At about 1 o'clock yesterday I wrapped up an interview and took a call from my wife.
"You have to come home. The baby needs to go to the emergency room"
"Why??" I knew the baby had been sick, but that was old news. She'd had yellow diarrhea for days, stuff that smelled like rotting camel, but she'd slept through the night. I assumed that meant an improvement.
"She looks ten times worse than when you put her to bed. She's lethargic, she hasn't taken a bottle in days without throwing up, and she'd dehydrated." Sensing some doubt she launched into an explanation. "She cries without shedding tears, her [soft spot] is sunken in, her skin doesn't bounce back when you pinch it, and she didn't pee all night."
I must have hesitated.
"Look, this is our fourth kid. I know what I'm talking about. The doctor's office is closed for the holiday, the alley is snowed in and I can't move the van, and if you can't come I'm just going to call an ambulance. She needs an IV."

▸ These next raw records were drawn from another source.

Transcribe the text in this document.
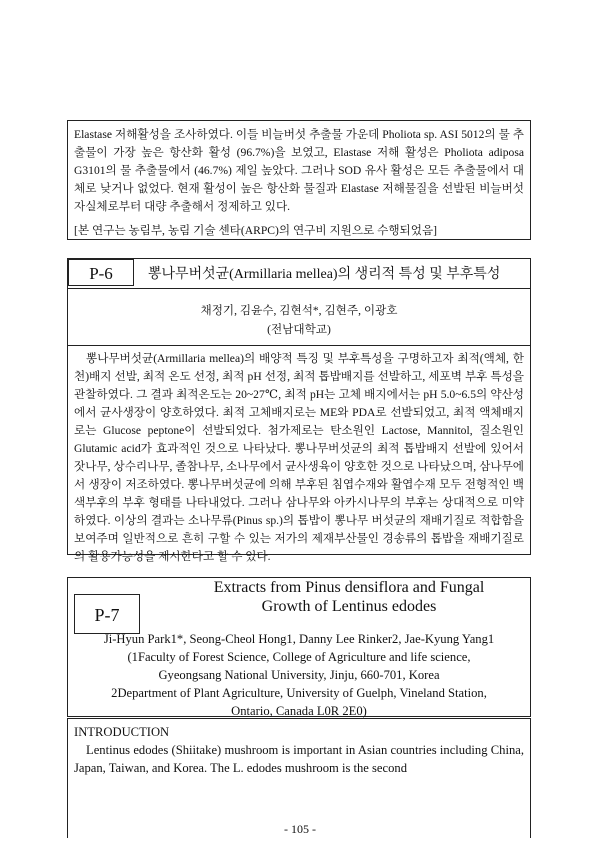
Elastase 저해활성을 조사하였다. 이들 비늘버섯 추출물 가운데 Pholiota sp. ASI 5012의 물 추출물이 가장 높은 항산화 활성 (96.7%)을 보였고, Elastase 저해 활성은 Pholiota adiposa G3101의 물 추출물에서 (46.7%) 제일 높았다. 그러나 SOD 유사 활성은 모든 추출물에서 대체로 낮거나 없었다. 현재 활성이 높은 항산화 물질과 Elastase 저해물질을 선발된 비늘버섯 자실체로부터 대량 추출해서 정제하고 있다.

[본 연구는 농림부, 농림 기술 센타(ARPC)의 연구비 지원으로 수행되었음]

P-6	뽕나무버섯균(Armillaria mellea)의 생리적 특성 및 부후특성
채정기, 김윤수, 김현석*, 김현주, 이광호
(전남대학교)

뽕나무버섯균(Armillaria mellea)의 배양적 특징 및 부후특성을 구명하고자 최적(액체, 한천)배지 선발, 최적 온도 선정, 최적 pH 선정, 최적 톱밥배지를 선발하고, 세포벽 부후 특성을 관찰하였다. 그 결과 최적온도는 20~27℃, 최적 pH는 고체 배지에서는 pH 5.0~6.5의 약산성에서 균사생장이 양호하였다. 최적 고체배지로는 ME와 PDA로 선발되었고, 최적 액체배지로는 Glucose peptone이 선발되었다. 첨가제로는 탄소원인 Lactose, Mannitol, 질소원인 Glutamic acid가 효과적인 것으로 나타났다. 뽕나무버섯균의 최적 톱밥배지 선발에 있어서 잣나무, 상수리나무, 졸참나무, 소나무에서 균사생육이 양호한 것으로 나타났으며, 삼나무에서 생장이 저조하였다. 뽕나무버섯균에 의해 부후된 침엽수재와 활엽수재 모두 전형적인 백색부후의 부후 형태를 나타내었다. 그러나 삼나무와 아카시나무의 부후는 상대적으로 미약하였다. 이상의 결과는 소나무류(Pinus sp.)의 톱밥이 뽕나무 버섯균의 재배기질로 적합함을 보여주며 일반적으로 흔히 구할 수 있는 저가의 제재부산물인 경송류의 톱밥을 재배기질로의 활용가능성을 제시한다고 할 수 있다.

P-7
Extracts from Pinus densiflora and Fungal
Growth of Lentinus edodes
Ji-Hyun Park1*, Seong-Cheol Hong1, Danny Lee Rinker2, Jae-Kyung Yang1
(1Faculty of Forest Science, College of Agriculture and life science,
Gyeongsang National University, Jinju, 660-701, Korea
2Department of Plant Agriculture, University of Guelph, Vineland Station,
Ontario, Canada L0R 2E0)
INTRODUCTION

Lentinus edodes (Shiitake) mushroom is important in Asian countries including China, Japan, Taiwan, and Korea. The L. edodes mushroom is the second

- 105 -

So I left. A neighbor had shoveled a path for her as she waited outside. We wound up at the emergency room of the hospital where YaYa had been born.
They tried to insert a catheter twice to get a urine sample and failed, which isn't the greatest thing in the world to have to watch. Then they attached a bag in her diaper to catch any urine, and set out to take some blood (later returning for another round of samples). In the end they never could get a urine sample.
The verdict? Dehydrated, no doubt due to the diarrhea and vomiting, and low potassium for the same reason (which is odd, as we'd been pumping her full of bananas in an effort to stop the flu w/ the recommended BRAT diet of banana-rice-apples-toast).
They hooked her up to an IV twice and basically we just waited it out. I encouraged Lisa to leave and get to work on time, and I spent the last hour there with the baby. It was actually quite relaxing, minus one blood draw, as the baby fell asleep and I soon followed.
{you know what I hate about taking a kid in to see a doctor? Even the ones without kids act as if they can school you at all times. The pacifier drops . .nurse says "You know that's dirty now right?" . . you're feeding the baby, your fourth child and another nurse stops you, honest and true, and tells you you are doing it 'wrong' and the bottle should be on an angle 10 degrees higher. F* off foks. Dang nanny state.}
And wouldn't you know it, right after we were told she was going home, she filled her diaper with urine.
These events, along with the snow of course, forced the cancellation/rescheduling of our annual Egg Coloring event.
So hopefully she continues to improve and gets over this flu, because I don't want to see her land in the hospital for days like YaYa did for the same reason as a baby.